I love Holoscope's attention to detail and its counter to every stereotypical cyberpunk aesthetic cue. There's no grizzled white dude with a beard trying to hack his girlfriend, nobody wears a trenchcoat, and the underlying theme of embodied survival of the marginalised in a class war is enduring. The glitchy-cute 90s hacker vibe is strong, and even the pink/cyan dystopian industrial future manages to be alluring. It's funny, it's feminine, it's weird, and there's even an uplifting ending. If it interests, the team behind the game also wrote an accompanying zine called "Welcome to Cyberspace," which has similar aesthetic appeal.

Recursion from Terrarium

In the cyberpunk-branded media I encounter, a significant amount of attention is devoted to the sweeping dystopian landscapes: shipping containers turned into houses, rust eating away at their corners. Huge mega-skyscrapers cresting a sea of neon billboards, lofting some shadowy neo-corporation into the sky. The barren wastelands of what Earth used to be before the credit-hungry cyber-capitalists got to it. This is what makes Recursion so refreshing.

Recursion was a double-whammy submission for two different game jams -- a Cyberpunk game jam and the Bitsy One Room jam. In this game, you are a robot sitting at your desk and staring at your computer. The game takes place entirely at that computer desk, interacting with the small things in front of you. It's a sweet, small domestic scene -- entirely needed in the cyberpunk genre.

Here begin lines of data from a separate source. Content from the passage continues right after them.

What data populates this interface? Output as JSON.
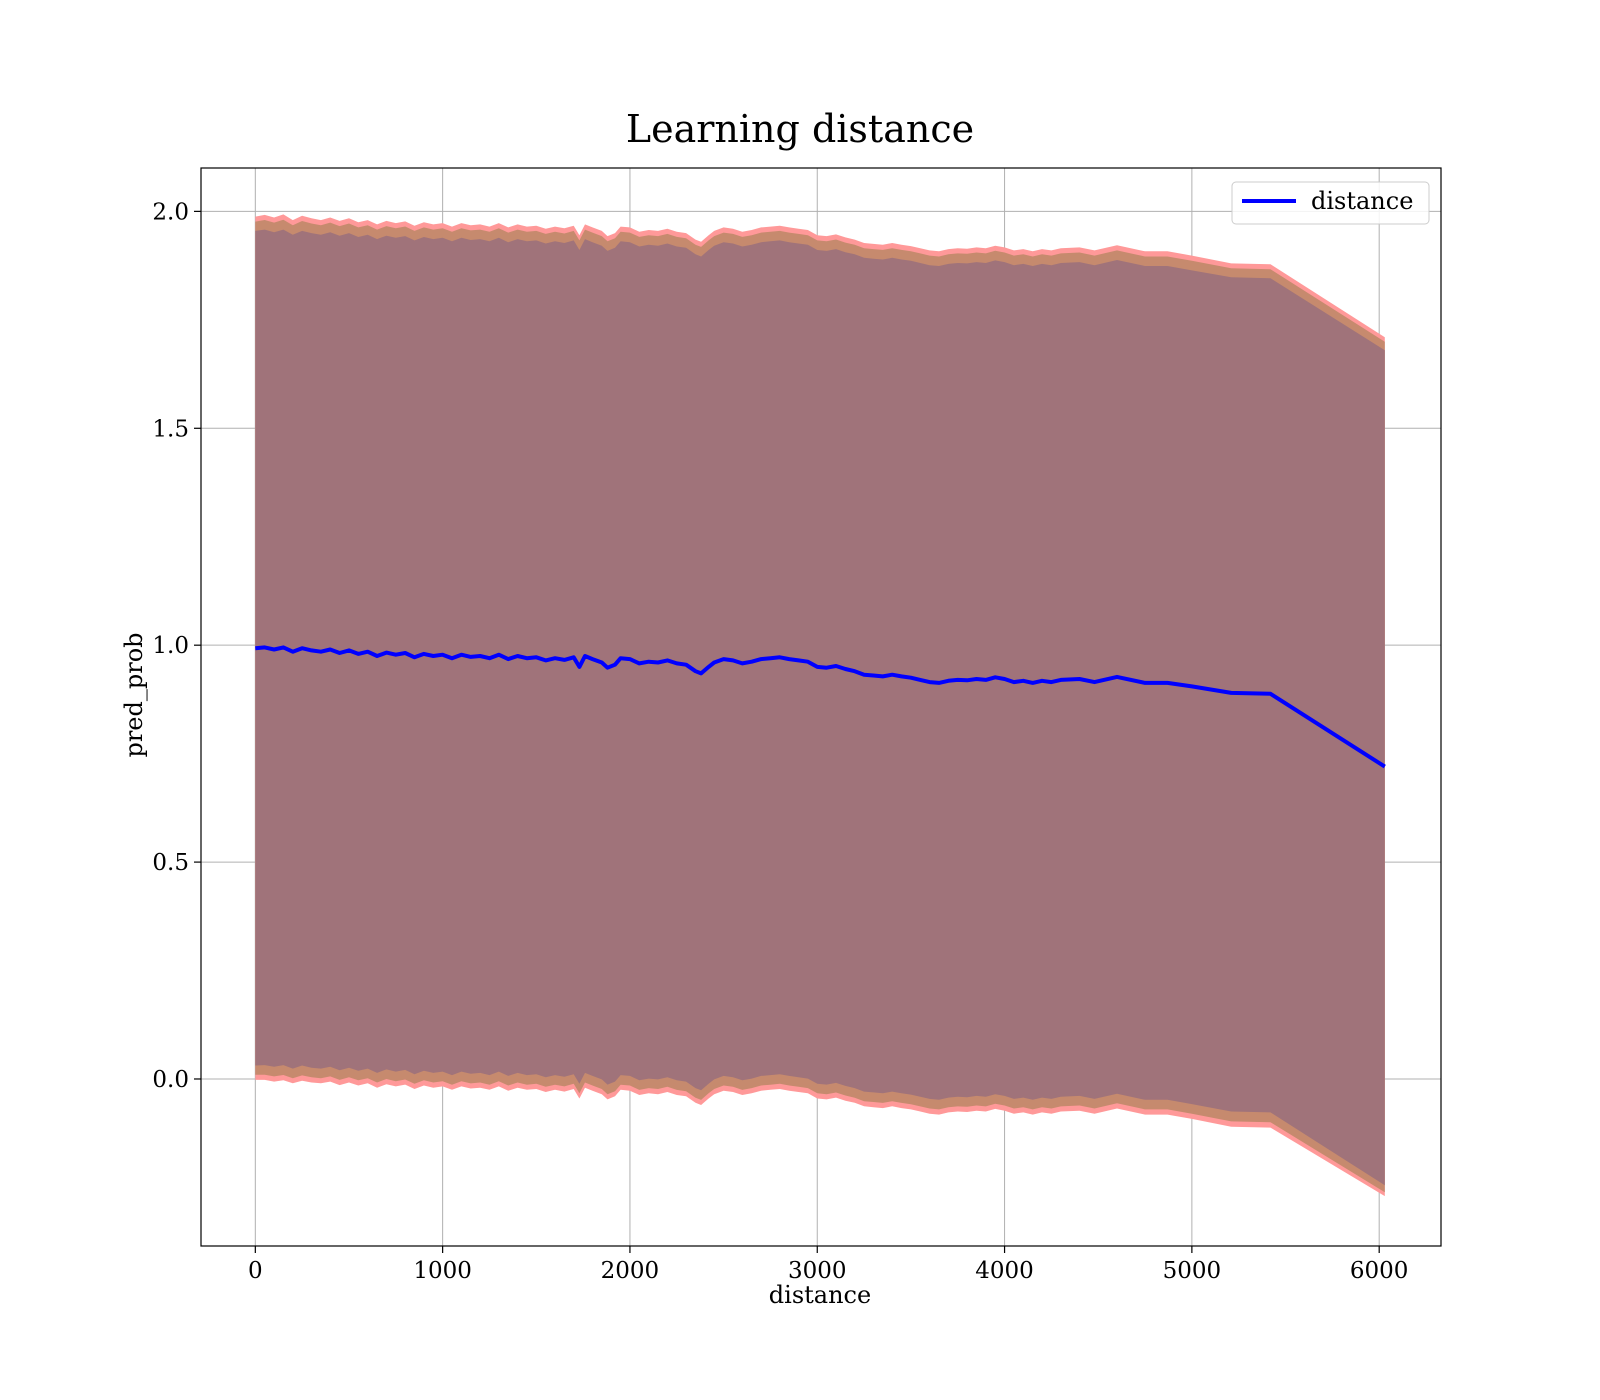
{
  "chart_data": {
    "type": "line",
    "title": "Learning distance",
    "xlabel": "distance",
    "ylabel": "pred_prob",
    "xlim": [
      -290,
      6330
    ],
    "ylim": [
      -0.385,
      2.1
    ],
    "xticks": [
      0,
      1000,
      2000,
      3000,
      4000,
      5000,
      6000
    ],
    "yticks": [
      0.0,
      0.5,
      1.0,
      1.5,
      2.0
    ],
    "grid": true,
    "legend": {
      "position": "top-right",
      "entries": [
        "distance"
      ]
    },
    "colors": {
      "line": "#0000ff",
      "band_outer": "#ff9999",
      "band_mid": "#c68a6e",
      "band_inner": "#a0737a",
      "grid": "#b0b0b0"
    },
    "series": [
      {
        "name": "distance",
        "x": [
          0,
          50,
          100,
          150,
          200,
          250,
          300,
          350,
          400,
          450,
          500,
          550,
          600,
          650,
          700,
          750,
          800,
          850,
          900,
          950,
          1000,
          1050,
          1100,
          1150,
          1200,
          1250,
          1300,
          1350,
          1400,
          1450,
          1500,
          1550,
          1600,
          1650,
          1700,
          1730,
          1760,
          1800,
          1850,
          1880,
          1920,
          1950,
          2000,
          2050,
          2100,
          2150,
          2200,
          2250,
          2300,
          2350,
          2380,
          2420,
          2450,
          2500,
          2550,
          2600,
          2650,
          2700,
          2750,
          2800,
          2850,
          2900,
          2950,
          3000,
          3050,
          3100,
          3150,
          3200,
          3250,
          3300,
          3350,
          3400,
          3450,
          3500,
          3550,
          3600,
          3650,
          3700,
          3750,
          3800,
          3850,
          3900,
          3950,
          4000,
          4050,
          4100,
          4150,
          4200,
          4250,
          4300,
          4400,
          4480,
          4600,
          4750,
          4870,
          5000,
          5210,
          5420,
          6030
        ],
        "values": [
          0.993,
          0.995,
          0.99,
          0.995,
          0.985,
          0.993,
          0.988,
          0.985,
          0.99,
          0.982,
          0.988,
          0.98,
          0.985,
          0.975,
          0.983,
          0.978,
          0.982,
          0.972,
          0.98,
          0.975,
          0.978,
          0.97,
          0.978,
          0.973,
          0.975,
          0.97,
          0.978,
          0.968,
          0.975,
          0.97,
          0.972,
          0.965,
          0.97,
          0.966,
          0.972,
          0.95,
          0.975,
          0.968,
          0.96,
          0.948,
          0.955,
          0.97,
          0.968,
          0.958,
          0.962,
          0.96,
          0.965,
          0.958,
          0.955,
          0.94,
          0.935,
          0.95,
          0.96,
          0.968,
          0.965,
          0.958,
          0.962,
          0.968,
          0.97,
          0.972,
          0.968,
          0.965,
          0.962,
          0.95,
          0.948,
          0.952,
          0.945,
          0.94,
          0.932,
          0.93,
          0.928,
          0.932,
          0.928,
          0.925,
          0.92,
          0.915,
          0.913,
          0.918,
          0.92,
          0.919,
          0.922,
          0.92,
          0.926,
          0.922,
          0.915,
          0.918,
          0.913,
          0.918,
          0.915,
          0.92,
          0.922,
          0.915,
          0.927,
          0.913,
          0.913,
          0.905,
          0.89,
          0.888,
          0.72
        ]
      }
    ],
    "bands": {
      "x": [
        0,
        50,
        100,
        150,
        200,
        250,
        300,
        350,
        400,
        450,
        500,
        550,
        600,
        650,
        700,
        750,
        800,
        850,
        900,
        950,
        1000,
        1050,
        1100,
        1150,
        1200,
        1250,
        1300,
        1350,
        1400,
        1450,
        1500,
        1550,
        1600,
        1650,
        1700,
        1730,
        1760,
        1800,
        1850,
        1880,
        1920,
        1950,
        2000,
        2050,
        2100,
        2150,
        2200,
        2250,
        2300,
        2350,
        2380,
        2420,
        2450,
        2500,
        2550,
        2600,
        2650,
        2700,
        2750,
        2800,
        2850,
        2900,
        2950,
        3000,
        3050,
        3100,
        3150,
        3200,
        3250,
        3300,
        3350,
        3400,
        3450,
        3500,
        3550,
        3600,
        3650,
        3700,
        3750,
        3800,
        3850,
        3900,
        3950,
        4000,
        4050,
        4100,
        4150,
        4200,
        4250,
        4300,
        4400,
        4480,
        4600,
        4750,
        4870,
        5000,
        5210,
        5420,
        6030
      ],
      "outer_upper": [
        1.988,
        1.992,
        1.986,
        1.993,
        1.98,
        1.99,
        1.984,
        1.98,
        1.986,
        1.978,
        1.984,
        1.975,
        1.98,
        1.97,
        1.978,
        1.973,
        1.977,
        1.967,
        1.975,
        1.97,
        1.973,
        1.965,
        1.973,
        1.968,
        1.97,
        1.965,
        1.973,
        1.963,
        1.97,
        1.965,
        1.967,
        1.96,
        1.965,
        1.961,
        1.967,
        1.945,
        1.97,
        1.963,
        1.955,
        1.943,
        1.95,
        1.965,
        1.963,
        1.953,
        1.957,
        1.955,
        1.96,
        1.953,
        1.95,
        1.935,
        1.93,
        1.945,
        1.955,
        1.963,
        1.96,
        1.953,
        1.957,
        1.963,
        1.965,
        1.967,
        1.963,
        1.96,
        1.957,
        1.945,
        1.943,
        1.947,
        1.94,
        1.935,
        1.927,
        1.925,
        1.923,
        1.927,
        1.923,
        1.92,
        1.915,
        1.91,
        1.908,
        1.913,
        1.915,
        1.914,
        1.917,
        1.915,
        1.921,
        1.917,
        1.91,
        1.913,
        1.908,
        1.913,
        1.91,
        1.915,
        1.917,
        1.91,
        1.922,
        1.908,
        1.908,
        1.898,
        1.88,
        1.878,
        1.71
      ],
      "inner_upper": [
        1.955,
        1.958,
        1.952,
        1.958,
        1.946,
        1.955,
        1.95,
        1.946,
        1.952,
        1.944,
        1.95,
        1.941,
        1.946,
        1.936,
        1.944,
        1.939,
        1.943,
        1.933,
        1.941,
        1.936,
        1.939,
        1.931,
        1.939,
        1.934,
        1.936,
        1.931,
        1.939,
        1.929,
        1.936,
        1.931,
        1.933,
        1.926,
        1.931,
        1.927,
        1.933,
        1.911,
        1.936,
        1.929,
        1.921,
        1.909,
        1.916,
        1.931,
        1.929,
        1.919,
        1.923,
        1.921,
        1.926,
        1.919,
        1.916,
        1.901,
        1.896,
        1.911,
        1.921,
        1.929,
        1.926,
        1.919,
        1.923,
        1.929,
        1.931,
        1.933,
        1.929,
        1.926,
        1.923,
        1.911,
        1.909,
        1.913,
        1.906,
        1.901,
        1.893,
        1.891,
        1.889,
        1.893,
        1.889,
        1.886,
        1.881,
        1.876,
        1.874,
        1.879,
        1.881,
        1.88,
        1.883,
        1.881,
        1.887,
        1.883,
        1.876,
        1.879,
        1.874,
        1.879,
        1.876,
        1.881,
        1.883,
        1.876,
        1.888,
        1.874,
        1.874,
        1.864,
        1.848,
        1.846,
        1.68
      ],
      "inner_lower": [
        0.031,
        0.032,
        0.028,
        0.032,
        0.024,
        0.031,
        0.026,
        0.024,
        0.028,
        0.02,
        0.026,
        0.019,
        0.024,
        0.014,
        0.022,
        0.017,
        0.021,
        0.011,
        0.019,
        0.014,
        0.017,
        0.009,
        0.017,
        0.012,
        0.014,
        0.009,
        0.017,
        0.007,
        0.014,
        0.009,
        0.011,
        0.004,
        0.009,
        0.005,
        0.011,
        -0.011,
        0.014,
        0.007,
        -0.001,
        -0.013,
        -0.006,
        0.009,
        0.007,
        -0.003,
        0.001,
        -0.001,
        0.004,
        -0.003,
        -0.006,
        -0.021,
        -0.026,
        -0.011,
        -0.001,
        0.007,
        0.004,
        -0.003,
        0.001,
        0.007,
        0.009,
        0.011,
        0.007,
        0.004,
        0.001,
        -0.011,
        -0.013,
        -0.009,
        -0.016,
        -0.021,
        -0.029,
        -0.031,
        -0.033,
        -0.029,
        -0.033,
        -0.036,
        -0.041,
        -0.046,
        -0.048,
        -0.043,
        -0.041,
        -0.042,
        -0.039,
        -0.041,
        -0.035,
        -0.039,
        -0.046,
        -0.043,
        -0.048,
        -0.043,
        -0.046,
        -0.041,
        -0.039,
        -0.046,
        -0.034,
        -0.048,
        -0.048,
        -0.058,
        -0.075,
        -0.077,
        -0.245
      ],
      "outer_lower": [
        -0.002,
        -0.002,
        -0.006,
        -0.003,
        -0.01,
        -0.004,
        -0.008,
        -0.01,
        -0.006,
        -0.014,
        -0.008,
        -0.015,
        -0.01,
        -0.02,
        -0.012,
        -0.017,
        -0.013,
        -0.023,
        -0.015,
        -0.02,
        -0.017,
        -0.025,
        -0.017,
        -0.022,
        -0.02,
        -0.025,
        -0.017,
        -0.027,
        -0.02,
        -0.025,
        -0.023,
        -0.03,
        -0.025,
        -0.029,
        -0.023,
        -0.045,
        -0.02,
        -0.027,
        -0.035,
        -0.047,
        -0.04,
        -0.025,
        -0.027,
        -0.037,
        -0.033,
        -0.035,
        -0.03,
        -0.037,
        -0.04,
        -0.055,
        -0.06,
        -0.045,
        -0.035,
        -0.027,
        -0.03,
        -0.037,
        -0.033,
        -0.027,
        -0.025,
        -0.023,
        -0.027,
        -0.03,
        -0.033,
        -0.045,
        -0.047,
        -0.043,
        -0.05,
        -0.055,
        -0.063,
        -0.065,
        -0.067,
        -0.063,
        -0.067,
        -0.07,
        -0.075,
        -0.08,
        -0.082,
        -0.077,
        -0.075,
        -0.076,
        -0.073,
        -0.075,
        -0.069,
        -0.073,
        -0.08,
        -0.077,
        -0.082,
        -0.077,
        -0.08,
        -0.075,
        -0.073,
        -0.08,
        -0.068,
        -0.082,
        -0.082,
        -0.092,
        -0.11,
        -0.112,
        -0.27
      ]
    }
  }
}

Beyond Reach and Alone In The Station Remnants from the sad mecha game jam

This might be opening up a whole can of worms but uh... what does the Venn-diagram between cyberpunk and mech-aesthetic look like? While playing and researching and digging through all manner of games tagged "cyberpunk" for this week's column, I kept coming back to the same question: What are the prevailing feelings in cyberpunk and how is that embodied? For a genre which is purportedly rooted in postmodern neonoir, anticapitalist nihilism, and transhumanism, I find very little "traditional" cyberpunk which offers a satisfying answer to the question of embodied feelings. There's got to be more to the cybernetic future than hardwired determination or bitterness. The above games make these possibilities clear in explicit cyberpunk settings, and the Sad Mecha Game Jam makes me wonder what else cyberpunk could be (even if the mech/cyberpunk status is... vague).

I previously covered the games Going Through the Fully Articulated Motions and All My Exes Are In Mechsuits, so I'm turning my attention to two other games from the jam: Alone in the Station Remnants by Caro and Beyond Reach by Annie Johnston Glick. The games here articulate love, romance, and relationships into compelling and moving mechanics. These games make me believe that machinery can be romance.

Cyberpunk has indelible roots in a robust literary and cultural history -- but I believe that it has to mean something new when we work with it now. A genre built around scathing criticisms of late capitalism's relationship with minoritised communities and technology has to look and behave differently in 2019 than it did in the 1980s. I think my relationship to cyberpunk is evolving with the help of the games I've played here. Maybe I have an opinion after all.